Akane Nishimura is a gloomy fifth grade girl who is teased by her classmates and is referred to as “The Grim Reaper.” A new transfer student, a boy named Taiyo Takada, overhears people referring to her by this nickname and thinks it’s cool. Because of this, Takada decides he wants to be friends with Nishimura. However, Nishimura keeps trying to push Takada away, because she knows that he’ll start getting teased if he talks to her and hangs around with her. But Takada, an easygoing boy, doesn’t seem to care about that.

Most of this first episode establishes Nishimura and Takada and shows the friendship that ultimately develops between the two of them by the end of it. Takada is a nice and earnest kid, but he can also be clueless at times, hence the title of the series. For example, when Nishimura walks by, her classmates will wave their hands and call out, “Barrier! Barrier!” Takada thinks that these kids are really casting barriers, and he’s frustrated because he doesn’t know how. Nishimura keeps trying to explain to him that it’s a game they play as part of making fun of her. When Nishimura comments that if he learns how to cast a barrier he’ll be able to talk to her, Takada says he wouldn’t want to cast a barrier against her because they’re friends. It’s a sweet sentiment, even if it did spring from him being clueless about something.

There’s a great scene early on, when Takada is about to walk home with Nishimura and they are stopped by three of their male classmates. The classmates want Takada to walk home with them, and at first, he misunderstands, thinking they boys are inviting both him and Nishimura. After the boys says they’re only inviting Takada, he brushes them off and asks why he’d walk home with them, since they’re only humans. One of the boys says that Nishimura is only human, too, and Takada points out that they keep referring to her as “The Grim Reaper,” which means she’s not just a human. The boys have no comeback to this, and they end up leaving. Again, while this may have arisen from a misunderstanding, he did correctly point out the boys’ hypocrisy.

There’s a group of three girls that gossip about Nishimura and instigate the bullying in the class. During this episode, the ringleader of this group appears to develop a crush on Takada. This isn’t explored much in this episode, but I have a feeling that it’s going to become an important plot point as the series progresses.

Right at the end of the episode, Takada receives his first instance of teasing for hanging out with Nishimura, but this sweet but clueless kid totally misunderstands the meaning behind what’s written on the chalkboard. While most of his cluelessness didn’t make me laugh in this episode, I admit that this final misunderstanding did elicit a laugh out of me.

Admittedly, the animation and character designs are a little on the simple side, but from looking at the cover for the first volume of the manga, this seems to match the art style of the original source material. Also, with the characters being in elementary school, this simplistic style makes sense. With how young they are and how simplistic their worldview is at that age, this visual style helps to emphasize the stage they’re at in their lives.

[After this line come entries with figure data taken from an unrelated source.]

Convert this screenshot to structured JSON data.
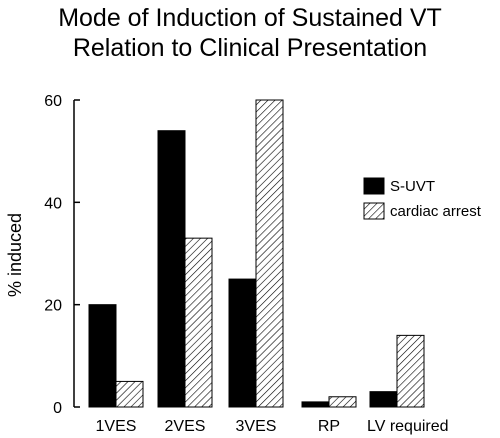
{
  "chart_data": {
    "type": "bar",
    "title_line1": "Mode of Induction of Sustained VT",
    "title_line2": "Relation to Clinical Presentation",
    "xlabel": "",
    "ylabel": "% induced",
    "ylim": [
      0,
      60
    ],
    "yticks": [
      "0",
      "20",
      "40",
      "60"
    ],
    "categories": [
      "1VES",
      "2VES",
      "3VES",
      "RP",
      "LV required"
    ],
    "series": [
      {
        "name": "S-UVT",
        "values": [
          20,
          54,
          25,
          1,
          3
        ],
        "color": "#000000",
        "pattern": "solid"
      },
      {
        "name": "cardiac arrest",
        "values": [
          5,
          33,
          60,
          2,
          14
        ],
        "color": "#000000",
        "pattern": "hatched"
      }
    ],
    "legend_position": "right",
    "grid": false
  }
}
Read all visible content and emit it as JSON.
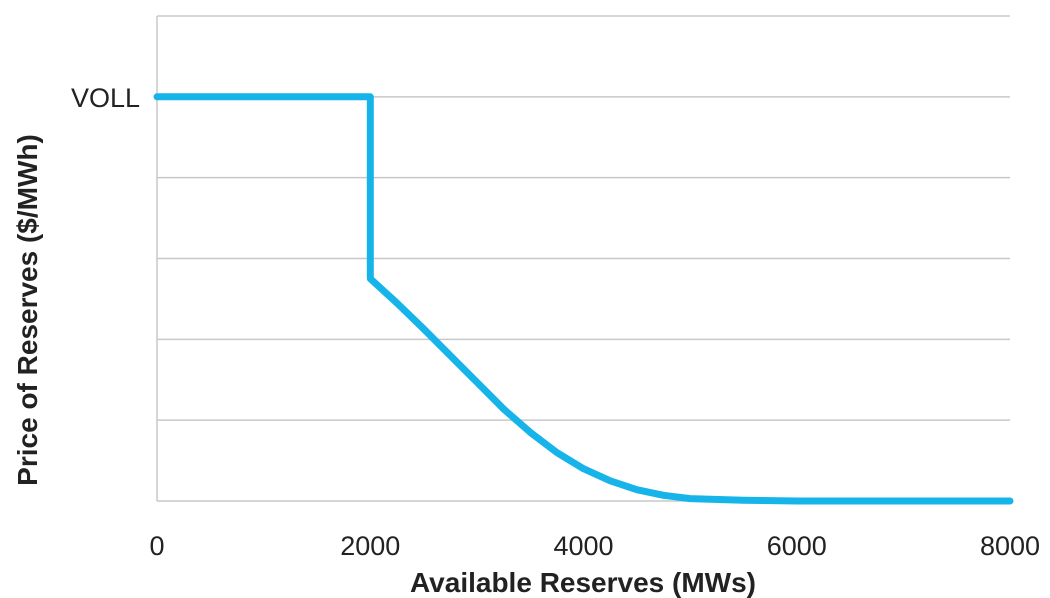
{
  "chart_data": {
    "type": "line",
    "title": "",
    "xlabel": "Available Reserves (MWs)",
    "ylabel": "Price of Reserves ($/MWh)",
    "xlim": [
      0,
      8000
    ],
    "x_ticks": [
      "0",
      "2000",
      "4000",
      "6000",
      "8000"
    ],
    "x_tick_values": [
      0,
      2000,
      4000,
      6000,
      8000
    ],
    "ylim": [
      0,
      6
    ],
    "y_tick_labels": [
      {
        "value": 5,
        "label": "VOLL"
      }
    ],
    "grid": true,
    "legend": "none",
    "line_color": "#17b4ea",
    "grid_color": "#c8c8c8",
    "series": [
      {
        "values": [
          {
            "x": 0,
            "y": 5
          },
          {
            "x": 2000,
            "y": 5
          },
          {
            "x": 2000,
            "y": 2.75
          },
          {
            "x": 2250,
            "y": 2.45
          },
          {
            "x": 2500,
            "y": 2.13
          },
          {
            "x": 2750,
            "y": 1.8
          },
          {
            "x": 3000,
            "y": 1.47
          },
          {
            "x": 3250,
            "y": 1.14
          },
          {
            "x": 3500,
            "y": 0.85
          },
          {
            "x": 3750,
            "y": 0.6
          },
          {
            "x": 4000,
            "y": 0.4
          },
          {
            "x": 4250,
            "y": 0.25
          },
          {
            "x": 4500,
            "y": 0.14
          },
          {
            "x": 4750,
            "y": 0.07
          },
          {
            "x": 5000,
            "y": 0.03
          },
          {
            "x": 5500,
            "y": 0.01
          },
          {
            "x": 6000,
            "y": 0
          },
          {
            "x": 7000,
            "y": 0
          },
          {
            "x": 8000,
            "y": 0
          }
        ]
      }
    ]
  }
}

When it comes to the writing, the humor of the series is derived from Takada and his cluelessness. However, the show doesn’t appear to entirely be comedic, because in this first episode, there’s also serious moments mixed in as well. In this episode, we get the serious moments with Nishimura as she deals with the bullying she’s gone through up to this point and how Takada fits into her life. After watching this first episode, I thought this mixture of humor and seriousness showed that the writing has heart and has good intentions going into it.

After finishing this first episode, I see potential for My Clueless First Friend, and I hope that this potential continues to be realized as the series continues.